Vinod Kumar Dahiya

Personal information
- Nationality: Australia
- Born: 7 August 1986 (age 40) Khanda, Sonipat, Haryana
- Height: 165 cm (5 ft 5 in)
- Weight: 66 kg (146 lb)

Sport
- Style: Greco-Roman & Free style
- Club: Sparta Wrestling club & IN2Performance
- Coach: Leonid Babira, Kostya (Konstantin Ermakovich)

= Vinod Kumar Dahiya =

Australian wrestler

Vinod Kumar Dahiya Olympic Athlete (born 7 August 1986) is an Indian-Australian Greco-Roman & freestyle Wrestler a competes in the 66 kg category.

==Life and career==
Dahiya was born on 7 August 1986 in the Indian village of Khanda, Sonipat in Haryana. He began wrestling in 1994, and joined Chhattrasal Stadium, Model Town (Padma Shri Satpal Singh's) coaching akhara in Delhi in 1998.

In 2001, while going to the National Championships in Kerala, Dahiya was pushed out of a moving night train by two men, one of whom was the father of a rival wrestler. Dahiya was discovered in the morning by rail workers who admitted him to a hospital. The injuries left him bed-ridden for a year, during which his weight dropped to 40 kg. His family members rejected the compensation offered by the perpetrators and launched legal action against them.

In 2009, Dahiya finished third at the Australia Cup and decided to move to Australia. He gathered ₹17 lakh from his relatives and by taking loans, and moved to Melbourne in 2010. For few days he trained at the Rocksbank Camblefield, Melbourne. He then went on to Coach Leonid Babira at Sparta Wrestling Club. Due to a shortage of money, he worked as a newspaper hawker, bouncer, security guard and courier boy.
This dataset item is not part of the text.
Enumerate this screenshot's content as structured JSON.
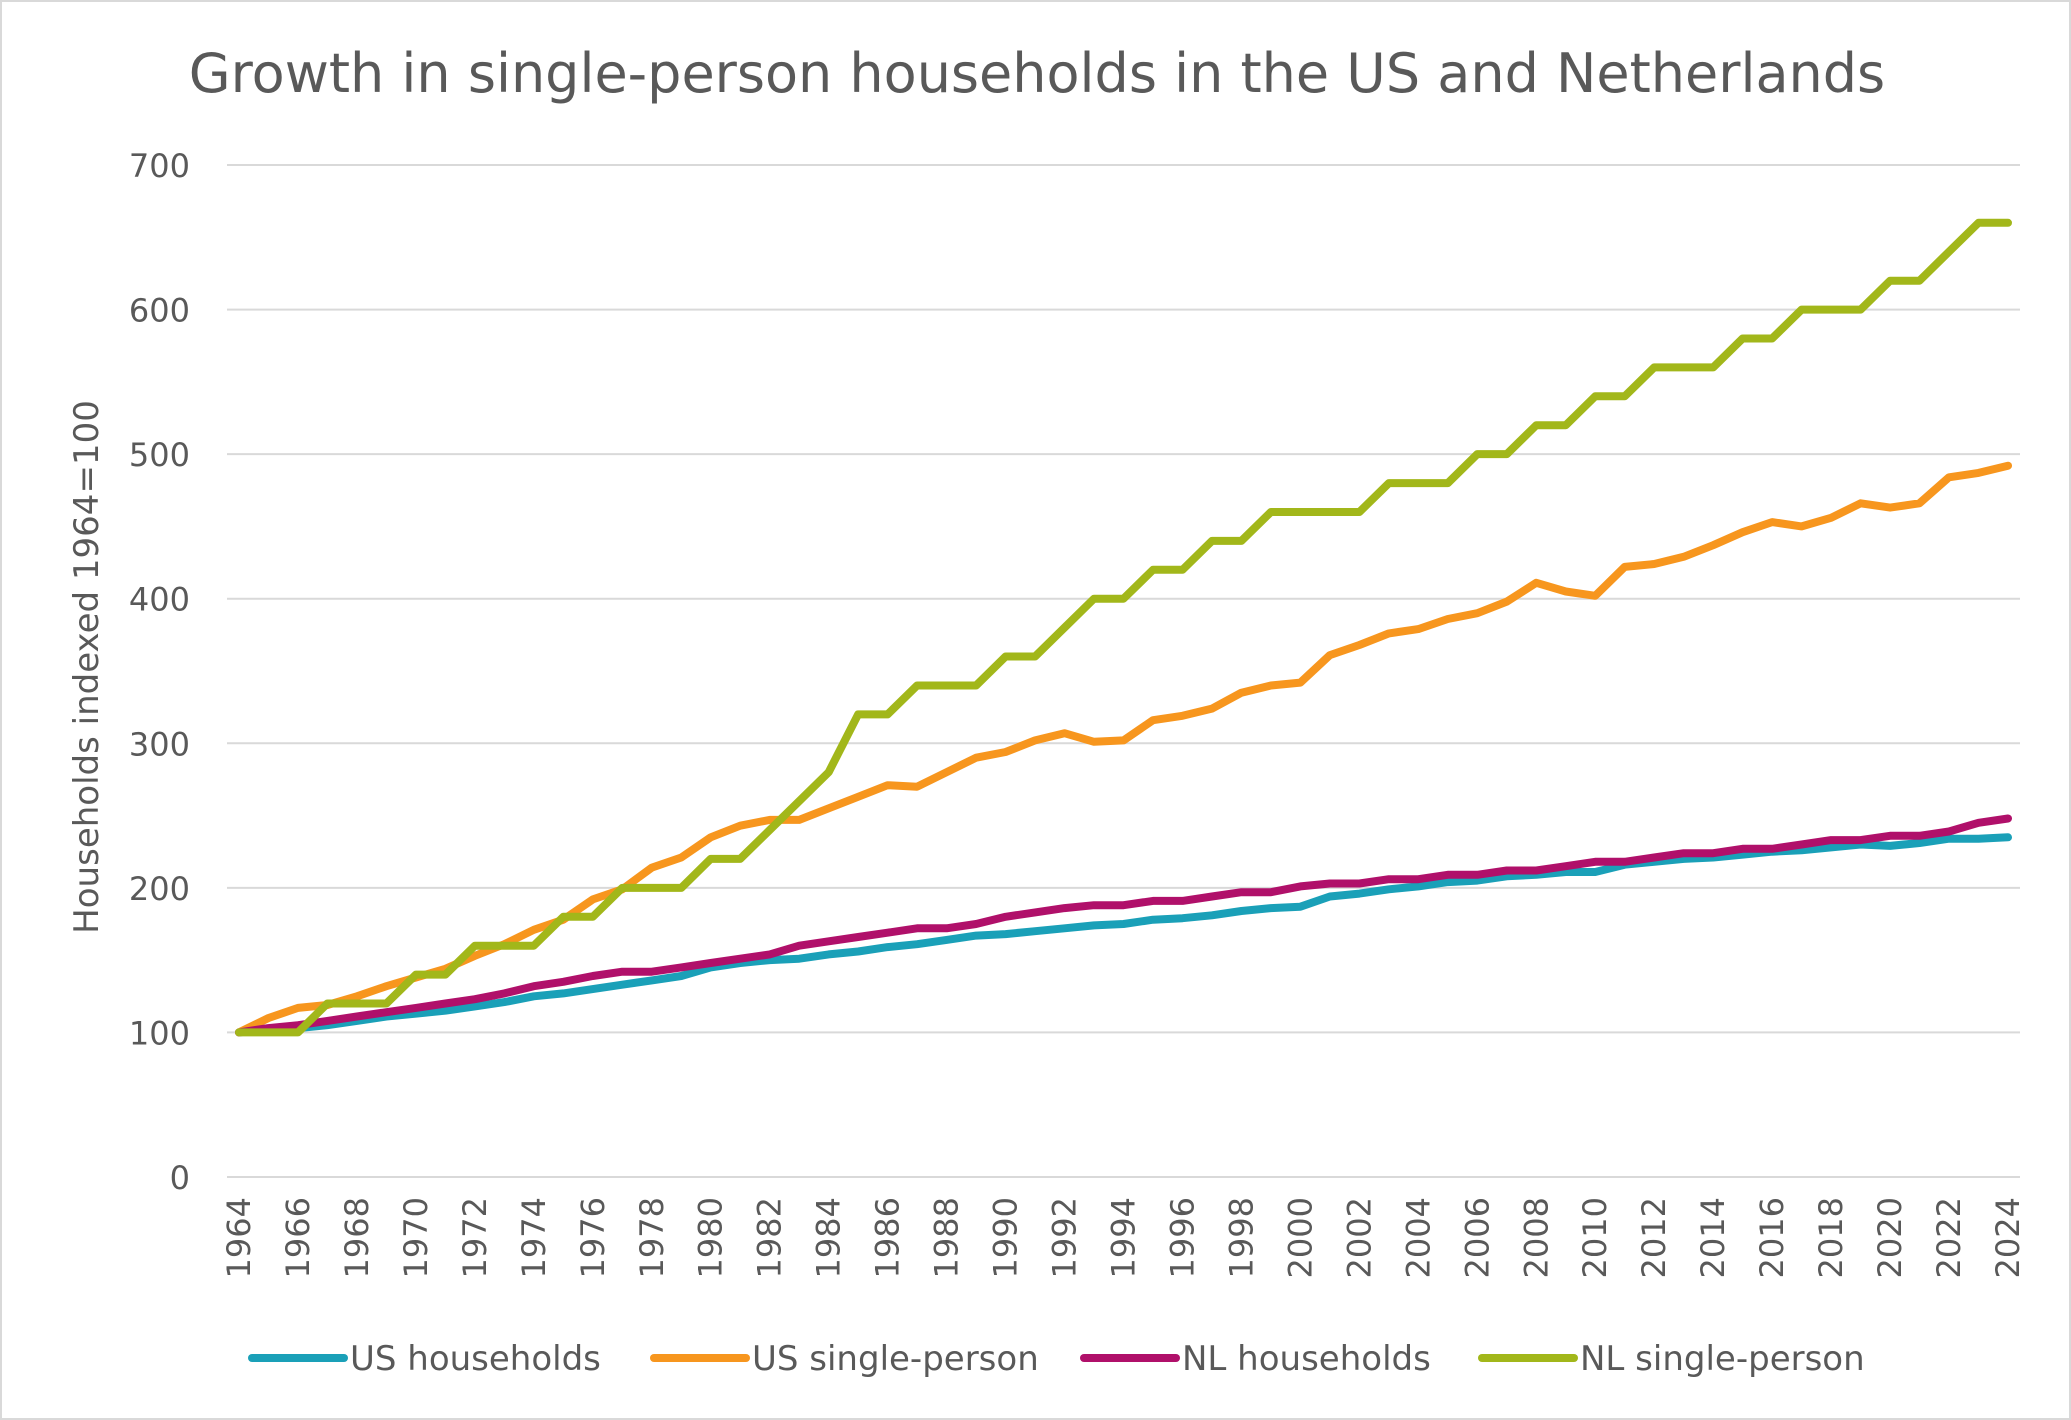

In 2014 he started training under Coach Konstantin Ermakovich at the In2fitness National Training centre. Dahiya acquired Australian citizenship in 2015. He represented Australia for the first time at the 66 kg Greco-Roman event of the 2016 Oceania Wrestling Championships in New Zealand and won the gold medal. By 2016, he had won six national championships in Australia. He won the silver medal at the 2016 African & Oceania Wrestling Olympic Qualification Tournament and qualified for the 2016 Summer Olympics. He thus became the second Indian-born Australian wrestler to qualify for the Olympics. However, in July 2016, he was handed a four-year ban after failing a doping test conducted at the Olympic qualification tournament in April, and was subsequently removed from the Australian Olympic contingent.